Still, Temple Lifestyle received offers from multiple dragons, even getting pitched a distribution deal from Arlene and Jim. The three tried to go big and countered with an offer that would involve four different dragons in one deal. Unfortunately, the Dragons didn't like the setup, and the folks behind Thirsty Buddha left empty handed.
Seaweed is so hot right now, and Montrealer Naor Cohen proved that a fact when he pitched his line of "Kelp Caviar" to the Dragons.
A seaweed-based caviar substitute, the product tastes just like the ritzy dish, but is entirely fitting for a vegetarian/vegan diet.
Four Dragons were wowed enough to make an offer to Cohen, who eventually took a combo-deal from Dave and Arlene. Soon after the taping, Arlene actually dropped out of the deal, but Dave stayed in, and with his investment Kelp Caviar has been raking in millions in sales.

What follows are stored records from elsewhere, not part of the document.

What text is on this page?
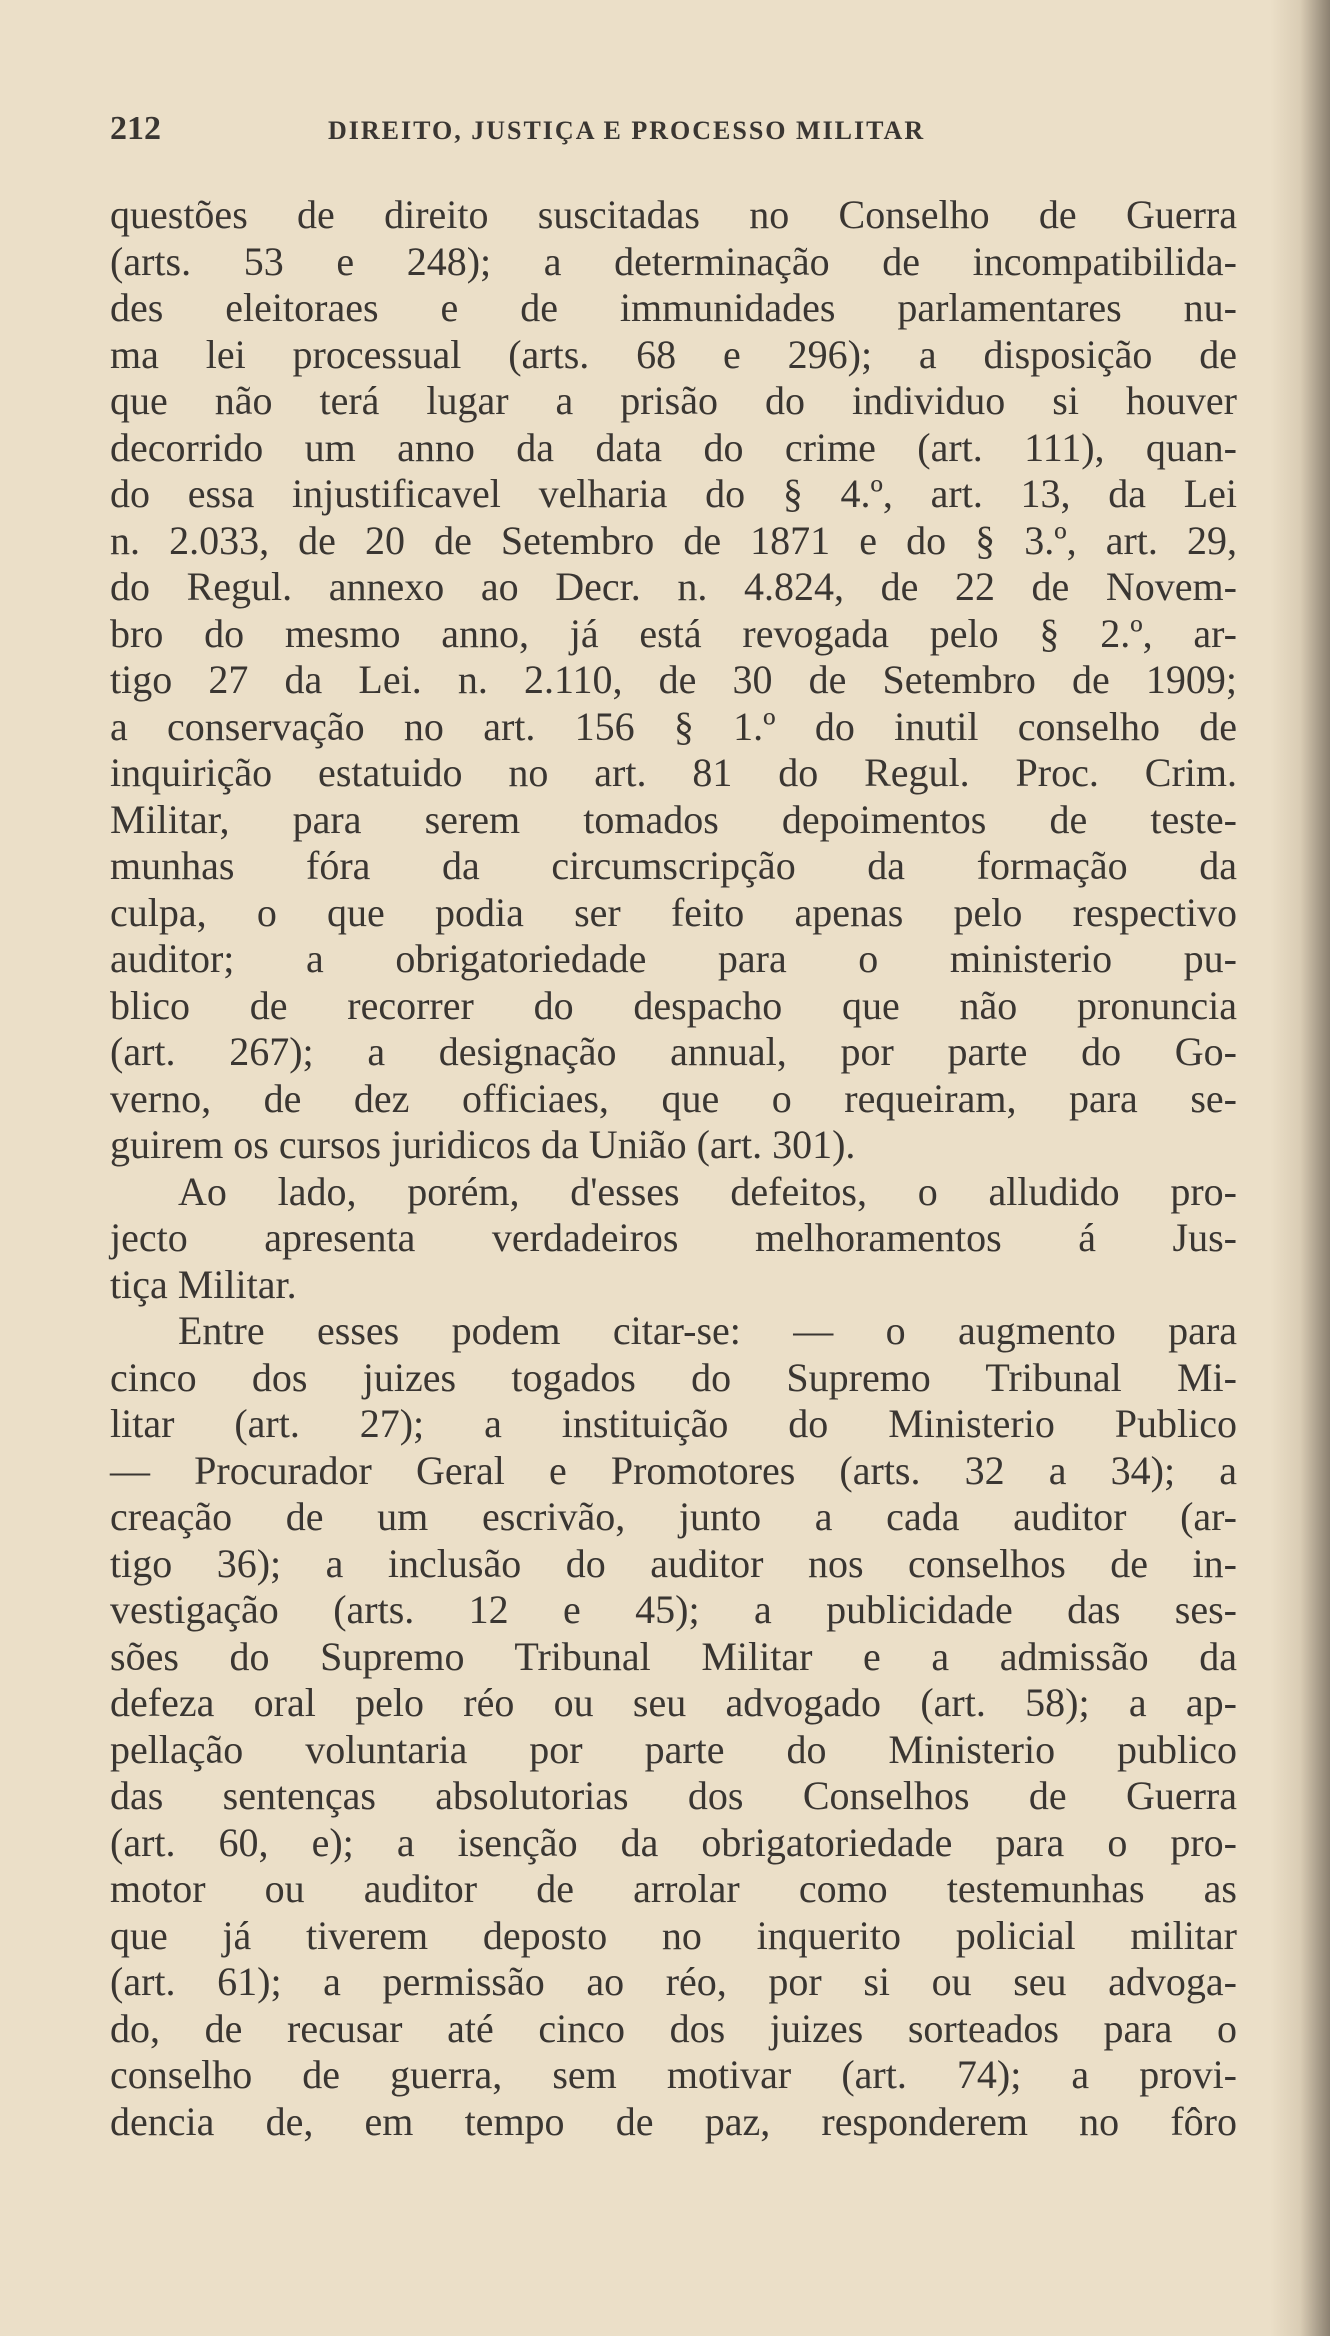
212	DIREITO, JUSTIÇA E PROCESSO MILITAR
questões de direito suscitadas no Conselho de Guerra
(arts. 53 e 248); a determinação de incompatibilida-
des eleitoraes e de immunidades parlamentares nu-
ma lei processual (arts. 68 e 296); a disposição de
que não terá lugar a prisão do individuo si houver
decorrido um anno da data do crime (art. 111), quan-
do essa injustificavel velharia do § 4.º, art. 13, da Lei
n. 2.033, de 20 de Setembro de 1871 e do § 3.º, art. 29,
do Regul. annexo ao Decr. n. 4.824, de 22 de Novem-
bro do mesmo anno, já está revogada pelo § 2.º, ar-
tigo 27 da Lei. n. 2.110, de 30 de Setembro de 1909;
a conservação no art. 156 § 1.º do inutil conselho de
inquirição estatuido no art. 81 do Regul. Proc. Crim.
Militar, para serem tomados depoimentos de teste-
munhas fóra da circumscripção da formação da
culpa, o que podia ser feito apenas pelo respectivo
auditor; a obrigatoriedade para o ministerio pu-
blico de recorrer do despacho que não pronuncia
(art. 267); a designação annual, por parte do Go-
verno, de dez officiaes, que o requeiram, para se-
guirem os cursos juridicos da União (art. 301).
Ao lado, porém, d'esses defeitos, o alludido pro-
jecto apresenta verdadeiros melhoramentos á Jus-
tiça Militar.
Entre esses podem citar-se: — o augmento para
cinco dos juizes togados do Supremo Tribunal Mi-
litar (art. 27); a instituição do Ministerio Publico
— Procurador Geral e Promotores (arts. 32 a 34); a
creação de um escrivão, junto a cada auditor (ar-
tigo 36); a inclusão do auditor nos conselhos de in-
vestigação (arts. 12 e 45); a publicidade das ses-
sões do Supremo Tribunal Militar e a admissão da
defeza oral pelo réo ou seu advogado (art. 58); a ap-
pellação voluntaria por parte do Ministerio publico
das sentenças absolutorias dos Conselhos de Guerra
(art. 60, e); a isenção da obrigatoriedade para o pro-
motor ou auditor de arrolar como testemunhas as
que já tiverem deposto no inquerito policial militar
(art. 61); a permissão ao réo, por si ou seu advoga-
do, de recusar até cinco dos juizes sorteados para o
conselho de guerra, sem motivar (art. 74); a provi-
dencia de, em tempo de paz, responderem no fôro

Wafu is pretty popular here in Montreal and Quebec at-large, and so I was mildly surprised to see the heads of the company, Gil Michel-Garcia and Mari Toyoda, on Dragon's Den, seeking investment in order to break into the US market.
With a solid product and proven sales, Michel-Garcia and Toyoda managed to get several offers from the Dragons, with Arlene and David later joining forces in an offer that would give them more of a cut from the product's overall sales.
Michel-Garcia respectfully declined, unhappy with the change in control the deal would create.